Tarihin derin sularında bir zamanlar binlerce mili, bugünse bir asrı aşkın bir hikâyeyi aşan bir yolculuğa tanıklık ediyoruz. Sizlere, türkülere ve hikâyelere konu olmuş, acı bir göçten söz edeceğim.
Osmanlı İmparatorluğu’nun yaklaşık 250 yıl süren Balkan hâkimiyeti 1912 yılında sona erdi. Bu dönemde Girit Adası’nda başlayan isyanlar, Giritli Müslümanların yaşadıkları yerleri terk ederek kıyı bölgelerine sığınmalarına yol açtı. Adadaki karışıklıklar derinleşince, ada yönetimi çaresiz kaldı ve nihayetinde şehirdeki Müslümanlara Osmanlı topraklarına göç izni verdi. O dönemki zorlu koşullarda başlayan göç, teknelerle İzmir ve Antalya kıyılarına uzanan mecburi bir yolculuğa dönüştü.
Ben de aile ziyareti için bulunduğum Antalya’da Mustafa Amca ve eşiyle tanıştım. Mustafa Amca, “Girit sadece bir göç değil, acı bir göçtü.” diyor.
Osmanlı’nın Balkanlar’daki hâkimiyetini yitirmesinin ardından, Girit Adası adeta bir iç savaşa sahne olmuş. 1897’de patlak veren isyanlarla birlikte Rum çeteleri Türk köylerine saldırıyor, evleri basıyor, çocukları katlediyor, adada sistematik bir soykırım gerçekleştiriliyormuş. Mustafa Amca şöyle diyor:
“Babamların başka çaresi yoktu. Ya canlarını kaybedeceklerdi ya da bir şekilde vatan toprağına ulaşacaklardı.”
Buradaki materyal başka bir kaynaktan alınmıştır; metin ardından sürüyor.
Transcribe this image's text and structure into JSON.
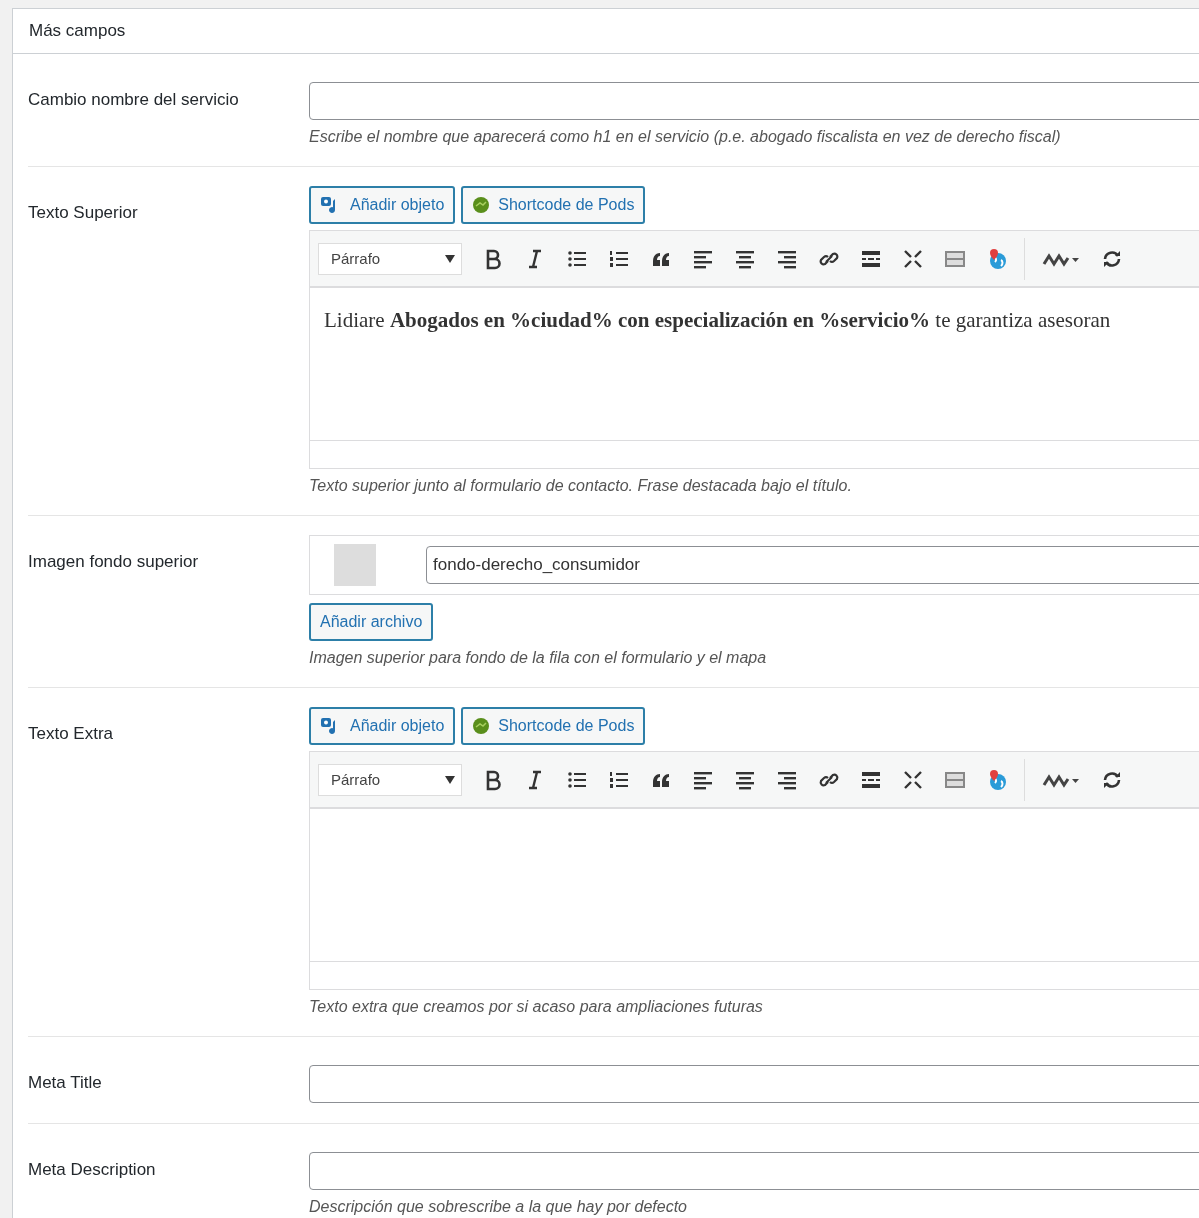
{
  "panel": {
    "title": "Más campos"
  },
  "fields": [
    {
      "kind": "text",
      "label": "Cambio nombre del servicio",
      "description": "Escribe el nombre que aparecerá como h1 en el servicio (p.e. abogado fiscalista en vez de derecho fiscal)"
    },
    {
      "kind": "editor",
      "label": "Texto Superior",
      "media_buttons": [
        "Añadir objeto",
        "Shortcode de Pods"
      ],
      "format": "Párrafo",
      "content": "Lidiare **Abogados en %ciudad% con especialización en %servicio%** te garantiza asesoran",
      "description": "Texto superior junto al formulario de contacto. Frase destacada bajo el título."
    },
    {
      "kind": "file",
      "label": "Imagen fondo superior",
      "filename": "fondo-derecho_consumidor",
      "button": "Añadir archivo",
      "description": "Imagen superior para fondo de la fila con el formulario y el mapa"
    },
    {
      "kind": "editor",
      "label": "Texto Extra",
      "media_buttons": [
        "Añadir objeto",
        "Shortcode de Pods"
      ],
      "format": "Párrafo",
      "description": "Texto extra que creamos por si acaso para ampliaciones futuras"
    },
    {
      "kind": "text",
      "label": "Meta Title"
    },
    {
      "kind": "text",
      "label": "Meta Description",
      "description": "Descripción que sobrescribe a la que hay por defecto"
    }
  ]
}
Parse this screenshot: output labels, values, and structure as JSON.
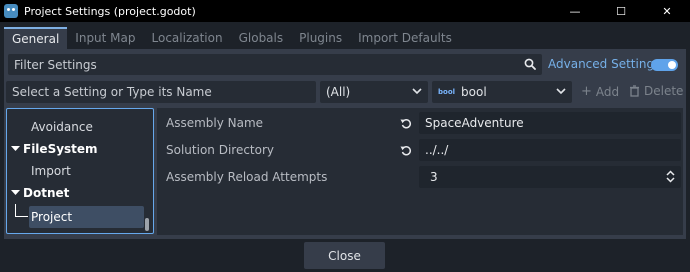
{
  "window": {
    "title": "Project Settings (project.godot)",
    "minimize_glyph": "—",
    "maximize_glyph": "☐",
    "close_glyph": "✕"
  },
  "tabs": [
    {
      "label": "General",
      "active": true
    },
    {
      "label": "Input Map"
    },
    {
      "label": "Localization"
    },
    {
      "label": "Globals"
    },
    {
      "label": "Plugins"
    },
    {
      "label": "Import Defaults"
    }
  ],
  "filter": {
    "placeholder": "Filter Settings",
    "advanced_label": "Advanced Settings",
    "advanced_enabled": true
  },
  "add_row": {
    "name_placeholder": "Select a Setting or Type its Name",
    "category_select": "(All)",
    "type_badge": "bool",
    "type_select": "bool",
    "add_label": "Add",
    "delete_label": "Delete"
  },
  "tree": {
    "items": [
      {
        "label": "Avoidance",
        "kind": "child"
      },
      {
        "label": "FileSystem",
        "kind": "category"
      },
      {
        "label": "Import",
        "kind": "child"
      },
      {
        "label": "Dotnet",
        "kind": "category"
      },
      {
        "label": "Project",
        "kind": "selected"
      }
    ]
  },
  "settings": [
    {
      "label": "Assembly Name",
      "value": "SpaceAdventure",
      "revertable": true
    },
    {
      "label": "Solution Directory",
      "value": "../../",
      "revertable": true
    },
    {
      "label": "Assembly Reload Attempts",
      "value": "3",
      "revertable": false
    }
  ],
  "footer": {
    "close_label": "Close"
  },
  "colors": {
    "accent": "#66a8ec",
    "background": "#1d2229",
    "panel": "#363d4a",
    "field": "#262c35"
  }
}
Kayıklarla başlayan bu hayatta kalma mücadelesinde binlerce Giritli yaşamını yitirmiş. Ağırlık olmasın diye, ölenlerin cenazeleri açık denizlere bırakılmış. Mustafa Amca’nın ailesi ise son anda kurtulmuş. Girit’te atalarının zeytinyağı fabrikasındaki ortağı, “Bu akşam sizin köyünüzü basacaklar,” diye haber vermiş. Hazaçlar olarak bilinen bu aile, Girit’ten Antalya’ya bir kayık ve tek bir canla uzanan zorlu bir yolculuğa çıkmış…
***
GİRİT MAHALLESİNE PASAPORTLA GİRİLİR
Mustafa Amca’nın eşi ise yıllardır ikamet ettikleri Antalya’nın Şarampol Mahallesi’ni anlatıyor:
“Eskiden buraya pasaportla girilirdi. Bu mahallede kanunsuzluk olmazdı; çünkü herkes eşimiz dostumuzdu. Giritlilerin İzmir’den sonra en yoğun olduğu bölge burasıydı.”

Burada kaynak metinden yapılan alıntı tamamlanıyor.